The monster designs live up elegantly to the high standards set by every other facet of the movie. The Legion monsters match their insectoid alien personalities with utmost perfection, and the final large Legion is a very unique and powerful looking monster. Surprisingly, the creatures (Save for Gamera, ironically the lowest-quality of the monsters) don't even look very fake in their numerous sequences. In fact, they would look incredibly lifelike if only they moved a little more than their rigid bodies seem to allow. Gamera, while clearly more kinetically-able than Godzilla, looks quite a bit worse in comparison to his opposition, which is a shame because he is the film's hero. Even so, his movements are entertaining and he's a flying turtle that launches fireballs, so it's hard to stay mad at him.

The monsters would perhaps not look so good if not for some very well-done camera work. The director clearly knows what he's working with, and he pulls it off with utmost mastery. There are several shots that stand out in my mind as unique and very effective, complimenting the monsters at every angle. For instance, there is a sequence in the movie where the Legion minions attack a Kirin beer warehouse in order to eat precious, precious glass, and two bumbling security guards encounter them. You see the monsters only twice in this whole scene: once only in shadow, and again through the boxes of Kirin beer. It sounds very simple, and it is in esscence, but it lends a large amount of believability whereas a less-skilled director would perhaps shoot the monsters head-on. The same goes for the train sequence: You see very little of the actual Legion monsters in this particular instance (But don't worry - you see them in massive quantity later on), yet this lends an incredible amount of suspense. Not all of his shots are so simply-effective, however. There are a significant amount of artistic shots that lend a certain grace of beauty to Gamera, such as when he is engulfed in the massive flower's blast. Such delicious little perks that the kaiju genre disregards in all too many cases. I also must tip my hat to the director in regards to his risky though utterly amazing balance of CG techniques and old school model techniques. Brilliant!

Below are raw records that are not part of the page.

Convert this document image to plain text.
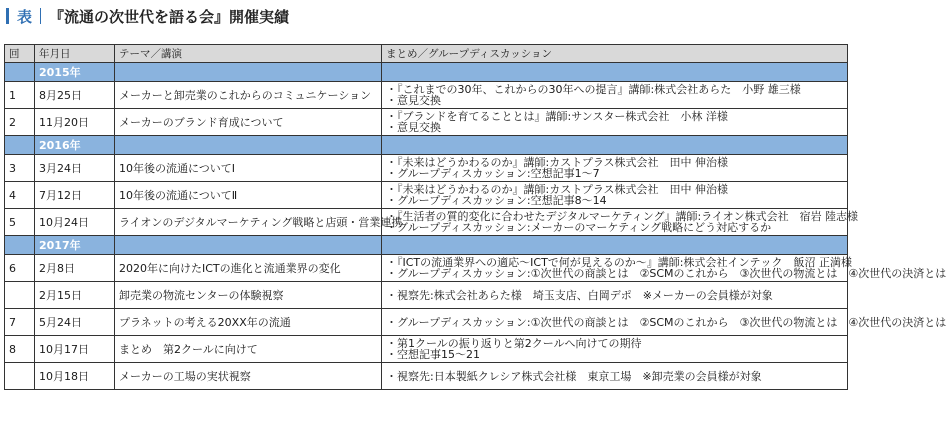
表 『流通の次世代を語る会』開催実績
回	年月日	テーマ／講演	まとめ／グループディスカッション
	2015年		
1	8月25日	メーカーと卸売業のこれからのコミュニケーション	・『これまでの30年、これからの30年への提言』講師:株式会社あらた　小野 雄三様
・意見交換

2	11月20日	メーカーのブランド育成について	・『ブランドを育てることとは』講師:サンスター株式会社　小林 洋様
・意見交換

	2016年		
3	3月24日	10年後の流通についてⅠ	・『未来はどうかわるのか』講師:カストプラス株式会社　田中 伸治様
・グループディスカッション:空想記事1～7

4	7月12日	10年後の流通についてⅡ	・『未来はどうかわるのか』講師:カストプラス株式会社　田中 伸治様
・グループディスカッション:空想記事8～14

5	10月24日	ライオンのデジタルマーケティング戦略と店頭・営業連携	・『生活者の質的変化に合わせたデジタルマーケティング』講師:ライオン株式会社　宿岩 陸志様
・グループディスカッション:メーカーのマーケティング戦略にどう対応するか

	2017年		
6	2月8日	2020年に向けたICTの進化と流通業界の変化	・『ICTの流通業界への適応～ICTで何が見えるのか～』講師:株式会社インテック　飯沼 正満様
・グループディスカッション:①次世代の商談とは　②SCMのこれから　③次世代の物流とは　④次世代の決済とは

	2月15日	卸売業の物流センターの体験視察	・視察先:株式会社あらた様　埼玉支店、白岡デポ　※メーカーの会員様が対象

7	5月24日	プラネットの考える20XX年の流通	・グループディスカッション:①次世代の商談とは　②SCMのこれから　③次世代の物流とは　④次世代の決済とは

8	10月17日	まとめ　第2クールに向けて	・第1クールの振り返りと第2クールへ向けての期待
・空想記事15～21

	10月18日	メーカーの工場の実状視察	・視察先:日本製紙クレシア株式会社様　東京工場　※卸売業の会員様が対象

These visuals are often used to support the film's subtler values. There is quite a bit of Christian symbolism, and Gamera is even conveyed as a Christ-figure. Many would perhaps be turned off by the Lord being symbolized in a giant, alien-crushing turtle, but that's exactly makes kaiju cinema so brilliant: they're good movies. Gamera is by far more of a character than any Keanu Reeves character ever, yet people dismiss kaiju eiga at first glance. Despite this powerful symbolism, the movie acknowledges that its emphasis is more on action, and it never runs away with itself ala The Matrix Revolutions. The messages and symbols are gentle up until the movie's final minute in which two main characters have a brief exchange in dialogue that's the kaiju eiga trademark, "Don't mess with nature." Okay, we've all heard it a million times, but this message actually goes quite a ways to evolve the Gamera character from the good to the conditionally-good, a wise move on the creator's part.

What more is there to say? Gamera 2: The Attack of Legion needs to be seen. It's perfect for entry-level kaiju fans, as it is loaded with fun action sequences, but it also goes quite a bit deeper. Not quite as deep as something such as Godzilla vs. Mothra, but the difference is that Attack of Legion is simply a good time. Think of it as a poetry slam. There's loud noises, good characters, and you can read into things if you want, though it's hardly required. Attack of Legion is easily amongst the top 5 kaiju eiga ever created.